1

请帮我解决这个任务:生成所有长度为 n 且设置了 k 位的二进制字符串。(需要写在 C 上)例如:

n=5
k=3
11100
00111
11010
01011
**01110
11001
10011
**01101
**10110
10101

** 无法生成这些排列

代码:

#include <stdio.h>
#define N 10
int main (void)
{
int mas[N]={0},kst,m,n1,z,a,b;
printf("\n\nVvedit` rozmirnist` masyvu: ");
scanf("%d",&kst);
printf("\n\nVvedit` kil`kist` odynyc`: ");
scanf("%d",&n1);
for(m=0;m1;m++)
   mas[m]=1;
for(m=0;m<kst;m++)
   printf("%d",mas[m]);
printf("\n");
for(m=0;m<n1;m++){
   for(z=0;z<(kst-1);z++)
     if((mas[z]==1) && (mas[z+1]==0)){
     a=mas[z];
     mas[z]=mas[z+1];
     mas[z+1]=a;
     for(b=0;b<kst;b++)
        printf("%d",mas[b]);
printf("\n");

      }
  }

return 0;
}
4

8 回答 8

2

这个问题我早就解决了!请在下面找到我的代码!我希望这会帮助你。

#include<stdio.h>

int NumberOfBitsSet(int number)
{
    int BitsSet = 0;

    while(number != 0)
    {

        if(number & 0x01)
        {
            BitsSet++;
        }
        number = number >> 1;
    }

    return BitsSet;
}

void PrintNumberInBinary(int number, int NumBits)
{
    int val;
    val = 1 << NumBits; // here val is the maximum possible number of N bits with only MSB set

    while(val != 0)
    {
        if(number & val)
        {
            printf("1");
        }
        else
        {
            printf("0");
        }

        val = val >> 1;
    }
}

int main()
{
    int n,k,i;
    int max,min;
    printf("enter total number of bits and number of bits to be set:\n");
    scanf("%d %d", &n, &k);

    min = ((1 << k) - 1); //min possible values with k bits set
    max = (min << (n-k)); //max possible value with k bits set!
    //printf("%d %d", min, max);
    for(i=0; i<= max; i++)
    {
        if(!(i<min))
        {
            if(NumberOfBitsSet(i) == k)
            {
                PrintNumberInBinary(i, (n-1));
                printf("\n");
            }
        }
    }

    return 0;
}
于 2013-10-29T10:38:02.880 回答
1

你的代码一团糟;)

说真的:用代码解决任务的第一条规则是编写干净的代码,使用合理的变量命名等。

对于像这样的任务,我建议使用这个

现在到您的示例代码:它不会编译并且很难阅读您正在尝试做的事情。

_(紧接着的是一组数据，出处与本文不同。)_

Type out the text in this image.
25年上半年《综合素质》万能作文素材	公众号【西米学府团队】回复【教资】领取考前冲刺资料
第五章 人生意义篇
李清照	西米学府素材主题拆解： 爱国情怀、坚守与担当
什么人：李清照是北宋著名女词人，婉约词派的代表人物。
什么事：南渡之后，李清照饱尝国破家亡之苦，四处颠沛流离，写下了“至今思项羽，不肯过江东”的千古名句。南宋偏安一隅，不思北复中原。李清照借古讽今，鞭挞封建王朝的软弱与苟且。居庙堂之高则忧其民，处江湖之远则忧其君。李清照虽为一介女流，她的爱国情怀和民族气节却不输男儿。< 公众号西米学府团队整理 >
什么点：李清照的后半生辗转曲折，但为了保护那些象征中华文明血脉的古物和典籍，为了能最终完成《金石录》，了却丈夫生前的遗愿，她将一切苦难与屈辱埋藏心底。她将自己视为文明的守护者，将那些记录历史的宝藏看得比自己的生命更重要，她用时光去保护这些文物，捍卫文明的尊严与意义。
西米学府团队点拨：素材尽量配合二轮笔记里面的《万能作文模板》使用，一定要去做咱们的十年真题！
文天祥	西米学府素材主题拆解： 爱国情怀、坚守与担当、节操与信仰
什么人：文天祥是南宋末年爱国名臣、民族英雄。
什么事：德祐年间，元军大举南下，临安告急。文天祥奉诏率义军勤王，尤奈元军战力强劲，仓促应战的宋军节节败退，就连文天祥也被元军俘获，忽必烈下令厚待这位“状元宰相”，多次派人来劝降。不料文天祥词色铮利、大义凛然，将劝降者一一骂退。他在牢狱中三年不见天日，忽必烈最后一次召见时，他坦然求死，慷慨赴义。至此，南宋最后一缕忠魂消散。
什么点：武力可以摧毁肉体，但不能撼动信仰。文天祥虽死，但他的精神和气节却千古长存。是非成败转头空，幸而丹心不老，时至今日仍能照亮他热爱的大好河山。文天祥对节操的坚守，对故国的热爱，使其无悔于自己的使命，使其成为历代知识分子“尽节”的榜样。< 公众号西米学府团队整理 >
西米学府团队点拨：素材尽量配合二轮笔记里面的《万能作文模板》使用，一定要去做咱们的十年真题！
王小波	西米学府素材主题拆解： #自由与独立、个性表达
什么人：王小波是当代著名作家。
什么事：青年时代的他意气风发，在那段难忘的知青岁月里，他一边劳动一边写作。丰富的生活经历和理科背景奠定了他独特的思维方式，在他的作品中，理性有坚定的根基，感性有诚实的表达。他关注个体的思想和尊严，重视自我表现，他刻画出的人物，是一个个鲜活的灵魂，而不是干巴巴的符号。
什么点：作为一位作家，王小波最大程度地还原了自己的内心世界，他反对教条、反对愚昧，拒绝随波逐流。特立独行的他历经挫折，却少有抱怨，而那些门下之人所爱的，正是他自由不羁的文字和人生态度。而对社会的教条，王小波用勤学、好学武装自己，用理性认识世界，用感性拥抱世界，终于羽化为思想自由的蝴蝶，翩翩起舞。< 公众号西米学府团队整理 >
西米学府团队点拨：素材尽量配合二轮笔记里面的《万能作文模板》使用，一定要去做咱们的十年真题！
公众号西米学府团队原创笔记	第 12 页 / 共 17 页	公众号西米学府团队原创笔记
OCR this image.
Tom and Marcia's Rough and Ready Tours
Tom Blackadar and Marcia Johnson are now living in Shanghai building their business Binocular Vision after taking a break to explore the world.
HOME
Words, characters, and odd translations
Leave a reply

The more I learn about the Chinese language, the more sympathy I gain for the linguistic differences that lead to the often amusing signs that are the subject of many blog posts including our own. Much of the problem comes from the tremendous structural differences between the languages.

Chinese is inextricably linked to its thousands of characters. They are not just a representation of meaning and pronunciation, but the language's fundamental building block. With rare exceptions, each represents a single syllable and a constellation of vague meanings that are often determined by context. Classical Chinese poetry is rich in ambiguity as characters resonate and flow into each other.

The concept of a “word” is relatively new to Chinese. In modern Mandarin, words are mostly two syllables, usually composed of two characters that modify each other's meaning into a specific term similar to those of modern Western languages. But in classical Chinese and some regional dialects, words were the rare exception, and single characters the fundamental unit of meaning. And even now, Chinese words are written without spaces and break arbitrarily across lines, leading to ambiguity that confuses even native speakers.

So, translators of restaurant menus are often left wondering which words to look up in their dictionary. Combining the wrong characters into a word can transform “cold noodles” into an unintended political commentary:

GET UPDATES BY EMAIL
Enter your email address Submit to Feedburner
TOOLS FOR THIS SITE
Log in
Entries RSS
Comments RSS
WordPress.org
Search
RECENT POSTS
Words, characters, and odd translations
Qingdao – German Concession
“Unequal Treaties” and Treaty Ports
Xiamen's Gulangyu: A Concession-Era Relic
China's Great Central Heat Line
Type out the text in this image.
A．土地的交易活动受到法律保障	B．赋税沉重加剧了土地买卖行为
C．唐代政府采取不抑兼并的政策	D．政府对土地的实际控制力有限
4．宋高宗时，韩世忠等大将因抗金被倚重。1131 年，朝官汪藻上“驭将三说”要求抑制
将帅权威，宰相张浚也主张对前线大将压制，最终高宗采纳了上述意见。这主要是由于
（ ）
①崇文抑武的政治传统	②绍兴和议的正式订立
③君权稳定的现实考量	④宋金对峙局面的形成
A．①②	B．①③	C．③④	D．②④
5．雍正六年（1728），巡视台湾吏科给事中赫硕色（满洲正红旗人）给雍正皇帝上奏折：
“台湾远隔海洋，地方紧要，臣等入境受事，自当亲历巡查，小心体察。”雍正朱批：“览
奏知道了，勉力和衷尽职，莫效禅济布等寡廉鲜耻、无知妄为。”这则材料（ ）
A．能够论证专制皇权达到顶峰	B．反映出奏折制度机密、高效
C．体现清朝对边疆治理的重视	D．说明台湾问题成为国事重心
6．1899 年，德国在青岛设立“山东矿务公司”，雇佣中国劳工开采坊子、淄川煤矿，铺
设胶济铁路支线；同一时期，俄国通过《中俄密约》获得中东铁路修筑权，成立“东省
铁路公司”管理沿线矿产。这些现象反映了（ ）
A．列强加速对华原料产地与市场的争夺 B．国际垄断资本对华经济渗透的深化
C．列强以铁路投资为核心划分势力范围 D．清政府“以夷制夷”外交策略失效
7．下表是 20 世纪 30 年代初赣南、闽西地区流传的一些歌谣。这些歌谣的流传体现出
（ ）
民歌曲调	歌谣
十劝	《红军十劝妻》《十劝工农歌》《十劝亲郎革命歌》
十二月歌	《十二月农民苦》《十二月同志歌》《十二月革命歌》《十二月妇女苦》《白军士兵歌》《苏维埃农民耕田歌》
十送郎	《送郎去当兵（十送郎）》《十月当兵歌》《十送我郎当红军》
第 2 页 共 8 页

格式化并带有一些注释:

#include <stdio.h>

#define N 10

int main(void)
{
        int mas[N] = {0};
        int kst, m, n1, z, a, b;

        /* Read width ? */
        printf("\n\nVvedit` rozmirnist` masyvu: ");
        scanf("%d", &kst);
        /* Read number of bit's set? */
        printf("\n\nVvedit` kil`kist` odynyc`: ");
        scanf("%d", &n1);

        /* m1 is not defined, thus the loop give no meaning. 
         * Guess you are trying to set "bits" integers to 1.
         */
        for (m = 0; m1; m++)
                mas[m] = 1;

        /* This should be in a function as 1. You do it more then once, and
         * 2. It makes the code much cleaner and easy to maintain.
         */
        for (m = 0; m < kst; m++)
                printf("%d", mas[m]);
        printf("\n");

        for (m = 0; m < n1; m++) {
                for (z = 0; z < (kst - 1); z++) {
                        if ((mas[z] == 1) && (mas[z + 1] == 0)) {
                                a = mas[z];            /* Same as a = 1; */
                                mas[z] = mas[z + 1];   /* Same as mas[z] = 0; */
                                mas[z + 1] = a;        /* Same as mas[z + 1] = 1; */

                                /* Put this into a function. */
                                for (b = 0; b < kst; b++)
                                        printf("%d", mas[b]);
                                printf("\n");
                        }
                }
        }

        return 0;
}

printf当一个人不确定发生了什么时,广泛使用是一种宝贵的工具。这不是一个解决方案,(它基本上和你的帖子一样,但是分开了),而是一个可能更容易使用的示例。我还使用 char 数组作为 C 字符串而不是整数数组。在这种情况下更容易使用。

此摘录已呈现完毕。